The lights of Sam’s Christmas tree twinkled in a corner.
Annie finished off the tumbler before she started to talk. She looked at the mounds of gaily wrapped packages.
“I bought Lola an exercise mat for Christmas.” Tears welled in her eyes, and then she was leaning on Sam’s bosom. “I hate this. I want to go back to sleep and start over.”
Sam patted her back, smoothed her hair.
“Why Lola?”
“Hey, hey, you know there’s no answer to that. This isn’t something you can make sense out of. Come on. Sit down.”
Annie leaned back on the sofa, lighted a cigarette, exhaled a long plume of smoke. She stared at the end of the cigarette.
“You know, Sammie, it was like this with the kids, when I was teaching.

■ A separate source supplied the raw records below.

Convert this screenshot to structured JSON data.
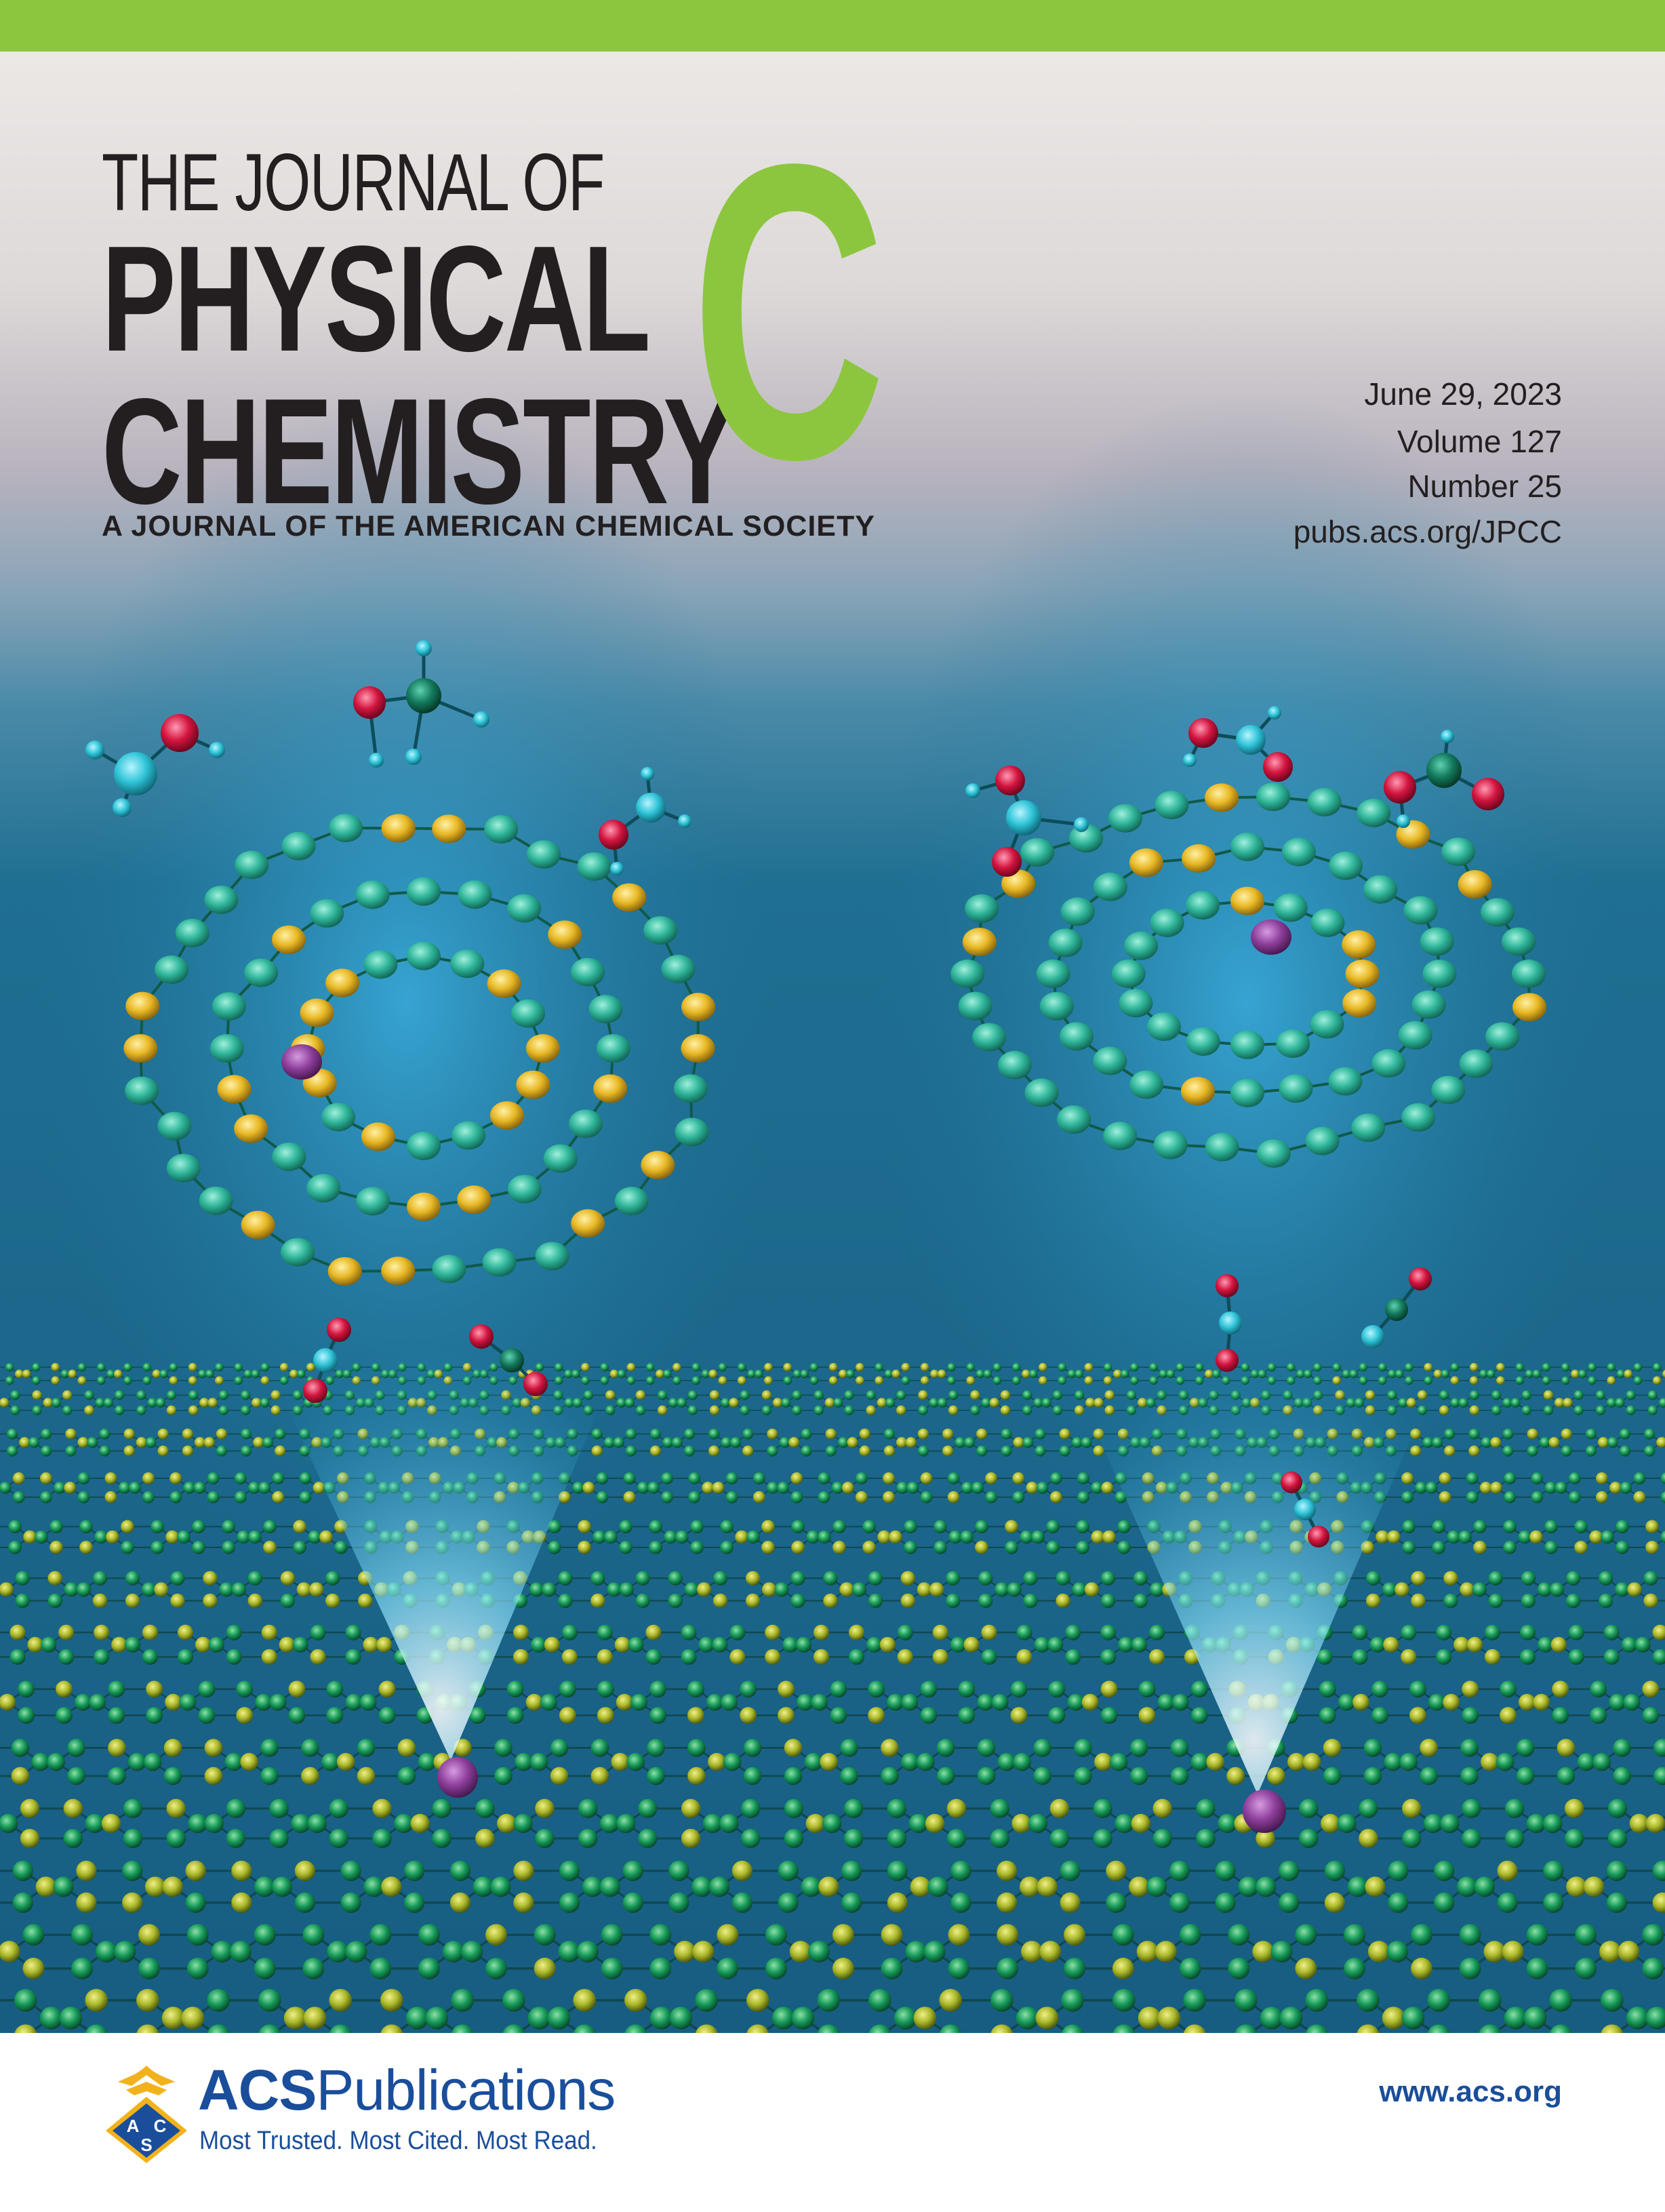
{
  "journal": {
    "title_line1": "THE JOURNAL OF",
    "title_line2": "PHYSICAL",
    "title_line3": "CHEMISTRY",
    "section_letter": "C",
    "subtitle": "A JOURNAL OF THE AMERICAN CHEMICAL SOCIETY"
  },
  "issue": {
    "date": "June 29, 2023",
    "volume": "Volume 127",
    "number": "Number 25",
    "url": "pubs.acs.org/JPCC"
  },
  "footer": {
    "publisher_bold": "ACS",
    "publisher_rest": "Publications",
    "tagline": "Most Trusted. Most Cited. Most Read.",
    "website": "www.acs.org",
    "logo_letters": [
      "A",
      "C",
      "S"
    ]
  },
  "colors": {
    "accent_green": "#8cc63f",
    "ink": "#231f20",
    "acs_blue": "#1a4e9b",
    "teal_atom": "#2fb59a",
    "gold_atom": "#e8b825",
    "purple_atom": "#8e3f9c",
    "red_atom": "#d3153f",
    "cyan_atom": "#2fc4d8"
  },
  "icons": {
    "logo": "acs-eagle-logo"
  }
}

Every year there was at least one who died. It was never a rotten one. It was always a great kid who got it.”
“It always seems that way, doesn’t it?” Sam’s voice was low. She splashed more whiskey into Annie’s glass.
Annie continued. Past pain was easier than present. “Like that little kid Danny Johnson on his bike the semi ran over. Great kid.” Annie took a gulp of her drink and shuddered. “Such a sweetie. A loner just beginning to peep out of his shell. Then smack. The last thing he saw was a Peterbilt grill in his face.”
“Hey, come on.” Sam squeezed her hand.
“No, it’s okay. I want to talk about it. You know,” she said, sitting up and setting her glass on the coffee table, “you know, it was really ironic about Danny Johnson. The driver who killed him was killed himself a few weeks later. A car ran a stop sign and killed him in a pickup truck. Isn’t that funny?”
“Not funny ha-ha.”
“But you have to admit there’s poetic justice there. It doesn’t make Danny’s death okay, but it makes it better.”
Sam could tell that Annie was getting a little drunk, which was what she wanted her to be.
Annie gestured with her almost-empty glass. “Like I’m going to make Lola’s dying better!” She raised her voice. “I’m going to find that son of a bitch and kill him!”